The rest of the meal was great, but very much standard Positano fare: crispy fried squid, caponata and caprese all washed down by pitchers of peach filled, slightly fizzy, white wine. And then, the finish to any beach club meal in Positano: a long nap on rented lettini beneath umbrellas, followed by lazy afternoon swims. Because I was on vacation, not working. Well, at least pretending not to work.
squid and walnut salad
Prep
Cook
Total
Yield 6
Ingredients
- 1 kilo / 2 pounds cleaned squid
- 1 large bunch arugula, washed and torn into pieces
- 1/2 cup roughly chopped walnuts
- olive oil
- lemon
- salt, pepper
Instructions
- Cut the tentacles off the squid and divide. Cut the squid into half inch rings.
- Steam the squid in a steamer basket for 3 minutes. Don’t over cook, or they will become tough. Immediately plunge the squid into ice water to stop cooking. Drain and dry.

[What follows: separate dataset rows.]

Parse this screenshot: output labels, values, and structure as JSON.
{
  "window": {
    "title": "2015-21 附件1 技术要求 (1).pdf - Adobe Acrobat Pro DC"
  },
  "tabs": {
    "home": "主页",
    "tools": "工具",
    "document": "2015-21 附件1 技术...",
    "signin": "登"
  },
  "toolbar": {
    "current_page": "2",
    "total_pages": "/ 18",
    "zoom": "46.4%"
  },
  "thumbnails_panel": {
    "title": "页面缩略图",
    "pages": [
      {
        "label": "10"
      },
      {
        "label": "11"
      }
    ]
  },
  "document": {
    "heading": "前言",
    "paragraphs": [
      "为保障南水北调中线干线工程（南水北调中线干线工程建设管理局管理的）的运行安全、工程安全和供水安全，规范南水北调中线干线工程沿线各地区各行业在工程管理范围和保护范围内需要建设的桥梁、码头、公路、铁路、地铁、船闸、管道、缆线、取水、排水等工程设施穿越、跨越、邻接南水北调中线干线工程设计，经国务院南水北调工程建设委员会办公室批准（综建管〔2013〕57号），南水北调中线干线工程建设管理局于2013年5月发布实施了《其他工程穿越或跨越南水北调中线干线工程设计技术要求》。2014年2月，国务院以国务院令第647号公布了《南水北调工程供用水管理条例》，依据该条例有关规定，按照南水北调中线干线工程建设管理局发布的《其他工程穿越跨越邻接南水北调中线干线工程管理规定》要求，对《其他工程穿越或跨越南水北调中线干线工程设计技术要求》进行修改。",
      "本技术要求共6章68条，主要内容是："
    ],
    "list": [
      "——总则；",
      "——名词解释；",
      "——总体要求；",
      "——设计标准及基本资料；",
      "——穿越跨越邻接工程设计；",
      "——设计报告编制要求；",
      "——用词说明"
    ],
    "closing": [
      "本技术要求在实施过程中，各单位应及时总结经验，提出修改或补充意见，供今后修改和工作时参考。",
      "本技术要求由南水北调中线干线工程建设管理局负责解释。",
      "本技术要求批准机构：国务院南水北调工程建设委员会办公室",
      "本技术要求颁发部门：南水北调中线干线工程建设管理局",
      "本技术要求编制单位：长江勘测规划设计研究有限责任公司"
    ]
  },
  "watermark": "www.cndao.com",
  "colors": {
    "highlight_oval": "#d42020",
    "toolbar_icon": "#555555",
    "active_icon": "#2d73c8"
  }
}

- To assemble salad: cover a small platter or individual serving dishes with a layer of arugula. Scatter squid on top, and then sprinkle with nuts. Dress with olive oil, lemon juice and season with salt and pepper.
F.illi Grassi
Fornillo, Positano
+39.089.811.1620
To get to Fornillo you can either take a boat shuttle from the main dock in the port of Positano (it sounds more official than it is. It’s just a dinky boat.) Or else there is a path that leads up from town and is just a ten minute walk which is really nice. You can just eat lunch there, but better yet, hire a couple of lettini, or beach beds, and an umbrella for the day. Get there early to reserve a place in the first row.
Angela De Marco Manzi
Elizabeth, I must make at least one of your recipies a week. At our beach club, your recipie for Mortadella sauteed with balsamic has become a standard, particularly among the teens. They love it. Last week I made the zucchini and lemon thing twice, once for a dinner party and once at the beach. It is going into the salad rotation as we speak because of the surplus of zucchini arriving at the farmer’s market now. I will make this squid preparation tonight for dinner and I am sure it will find its way onto our beach table this weekend. Thank you so much for the inspiration (AGAIN) and also of the wonderful reminders of Positano. BTW, the nicest plate we have a the beach was just plain white, oval and plastic, but the green and yellow of the zucchini with the white topping of ricotta just looked so fresh and beautiful on it—-not my vietri campagna dishe but it worked 🙂
Elizabeth
Ok, now I’m craving mortadella!
Angela De Marco Manzi
🙂
LeslieP
For future reference when I go to Positano, when you say “get there early”, what exactly does that mean in Italian time?
Elizabeth
For primo beach chairs, by 10:30.
Phyllis @ Oracibo
Glad you enjoyed your vacation! The fried squid is right up my alley it’s addictive!